Un pigiama? Facciamo fatica a crederle. Da uno come lei ci si aspetta che dormi anche senza.

(ride, ndr) “Ha ragione, ma è mia moglie che mi costringe a farlo (ride di nuovo, ndr)”.

 

Lo sa che così sta rovinando per sempre quell’immagine ‘rock’ a cui ci ha abituati per troppo tempo?

“Lo so, spero di non deludere nessuno, ma io sono così. Amo la mia solitudine”.

 

Il suo amico Handke ha dichiarato che la sua grandezza è la solitudine.

“Non posso che essere d’accordo con lui e aggiungo anche che Stanislavksij diceva che bisogna essere bravi a gestire soprattutto la solitudine pubblica, una dimensione di vita che caratterizza l’esistenza di grandi rocker o di chi fa film. Bisogna imparare a concentrarsi per superare questa situazione di solitudine quando si è circondati da tantissime persone. Un grande come Handke – che ho avuto l’onore di accompagnare a Stoccolma per ritirare il Nobel - è riuscito a farlo. Lui è speciale, è una persona diversa e testarda. Ho letto il suo lavoro per la prima volta nel 1975 e da allora ho avuto la sensazione che parlasse nel nome del Modernismo. Se uno gli chiede chi è un grande scrittore ti dice e ti cita Wole Soyinka, primo autore africano a vincere il Nobel per la Letteratura, o il suo collega Abdulrazak Gurnah, poi però è capace di farti battute sceme e di metterti a tuo agio.
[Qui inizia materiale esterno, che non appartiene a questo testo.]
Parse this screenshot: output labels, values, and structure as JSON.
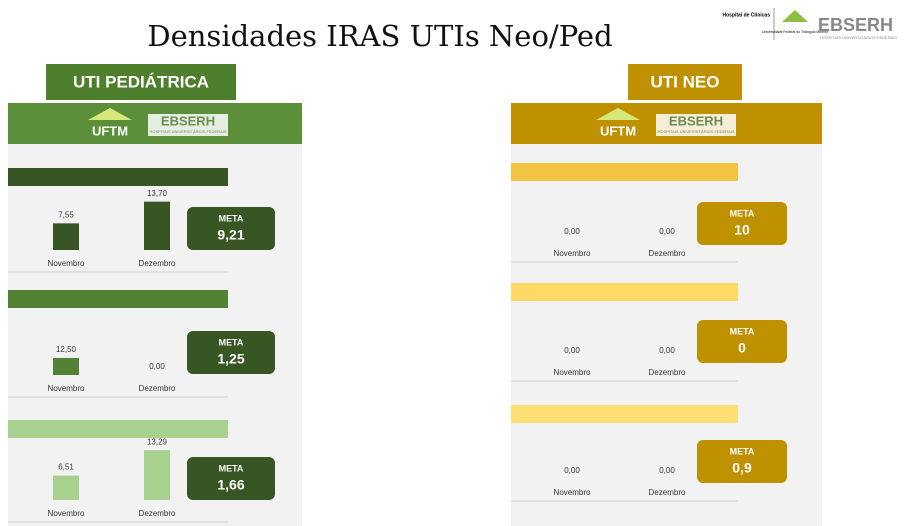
{
  "title": "Densidades IRAS UTIs Neo/Ped",
  "header_logo": {
    "hospital": "Hospital de Clínicas",
    "university": "Universidade Federal do Triângulo Mineiro",
    "brand": "EBSERH",
    "brand_sub": "HOSPITAIS UNIVERSITÁRIOS FEDERAIS"
  },
  "panels": [
    {
      "name": "UTI PEDIÁTRICA",
      "logo_left": "UFTM",
      "logo_right": "EBSERH",
      "logo_sub": "HOSPITAIS UNIVERSITÁRIOS FEDERAIS"
    },
    {
      "name": "UTI NEO",
      "logo_left": "UFTM",
      "logo_right": "EBSERH",
      "logo_sub": "HOSPITAIS UNIVERSITÁRIOS FEDERAIS"
    }
  ],
  "chart_data": [
    {
      "type": "bar",
      "categories": [
        "Novembro",
        "Dezembro"
      ],
      "values": [
        7.55,
        13.7
      ],
      "value_labels": [
        "7,55",
        "13,70"
      ],
      "color": "#375623",
      "ylim": [
        0,
        17
      ],
      "meta": "META",
      "meta_value": "9,21"
    },
    {
      "type": "bar",
      "categories": [
        "Novembro",
        "Dezembro"
      ],
      "values": [
        12.5,
        0
      ],
      "value_labels": [
        "12,50",
        "0,00"
      ],
      "color": "#548235",
      "ylim": [
        0,
        44
      ],
      "meta": "META",
      "meta_value": "1,25"
    },
    {
      "type": "bar",
      "categories": [
        "Novembro",
        "Dezembro"
      ],
      "values": [
        6.51,
        13.29
      ],
      "value_labels": [
        "6,51",
        "13,29"
      ],
      "color": "#a9d18e",
      "ylim": [
        0,
        16
      ],
      "meta": "META",
      "meta_value": "1,66"
    },
    {
      "type": "bar",
      "categories": [
        "Novembro",
        "Dezembro"
      ],
      "values": [
        0,
        0
      ],
      "value_labels": [
        "0,00",
        "0,00"
      ],
      "color": "#f5c342",
      "ylim": [
        0,
        1
      ],
      "meta": "META",
      "meta_value": "10"
    },
    {
      "type": "bar",
      "categories": [
        "Novembro",
        "Dezembro"
      ],
      "values": [
        0,
        0
      ],
      "value_labels": [
        "0,00",
        "0,00"
      ],
      "color": "#ffd966",
      "ylim": [
        0,
        1
      ],
      "meta": "META",
      "meta_value": "0"
    },
    {
      "type": "bar",
      "categories": [
        "Novembro",
        "Dezembro"
      ],
      "values": [
        0,
        0
      ],
      "value_labels": [
        "0,00",
        "0,00"
      ],
      "color": "#ffdf75",
      "ylim": [
        0,
        1
      ],
      "meta": "META",
      "meta_value": "0,9"
    }
  ]
}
Ha un punto di vista tutto suo ed è il suo bello. Vuole il particolare, lo specifico e l’unico, tutte cose che secondo me deve possedere la buona letteratura, cosa assai rara da trovare in quella europea o americana. Negli Stati Uniti gli scrittori pensano solo a farsi guidare dall’opportunismo più che dalle ambizioni letterarie vere e proprie”.

 

La felicità – citiamo sempre il suo amato Handke - e la sensazione del terrore sono delle eccezioni: lei è d’accordo?

“Certamente. La felicità è un qualcosa di momentaneo e la vera adrenalina, come dice lui, è da ritrovarsi in tutte quelle cose un po’ strane. Si pensi agli straricchi che vogliono volare in assenza di gravità e a tutte quelle esperienze che portano a una sorta di autolesionismo, ad esempio chi fa skateboard estremo o si mette in pericolo in nome dell’originalità o altro. Terrorismo è una parola molto difficile e pesante da utilizzare. Ho fatto un film dedicato a una persona che in Uruguay ha utilizzato il terrorismo per combattere il fascismo (“Pepe Mujica: un vita suprema”, 2018, ndr). Quello del 40esimo presidente dell’Uruguay, il Che Guevara senza sigaro nonché il presidente più povero del mondo, è stato un elemento di terrore per uno scopo positivo, per così dire. Un’adrenalina positiva aiuta sempre, basta solo saperla usare e gestire”.

 

A proposito di terrorismo, qual è la sua posizione su quanto sta accadendo in Israele in questi giorni?

“Mi viene in mente uno dei primi film dei fratelli Lumière girato in Palestina, quando la situazione era molto diversa. Ci veniva mostrata una Gerusalemme con tre diverse religioni. La creazione dello stato di Israele è stato un nuovo elemento che ha sparigliato le carte in tavola totalmente, ma di fronte a quanto è successo nell’ultimo mese non posso che essere sconvolto, non mi aspettavo quello che stiamo vedendo oggi. Le vittime sono troppe, sono state uccise in poco tempo lo stesso numero di persone che sono state uccise a Sarajevo tra il 1992 e il 1995, circa diecimila persone. Siamo di fronte a un conflitto di una brutalità incredibile. La provocazione di Hamas lo giustifica? Una motivazione va trovata nella Storia e nei libri, ma è davvero tutto molto complicato. Vengo da una famiglia di partigiani che ha lottato contro i nazisti: quello che vorrei è solo un mondo più giusto. La vita è l’unica gara in cui i concorrenti non desiderano raggiungere per primi il traguardo. Su quella pista l’unico ostacolo è rappresentato dal tempo. Ognuno di noi vive il proprio, o almeno, ci si prova”.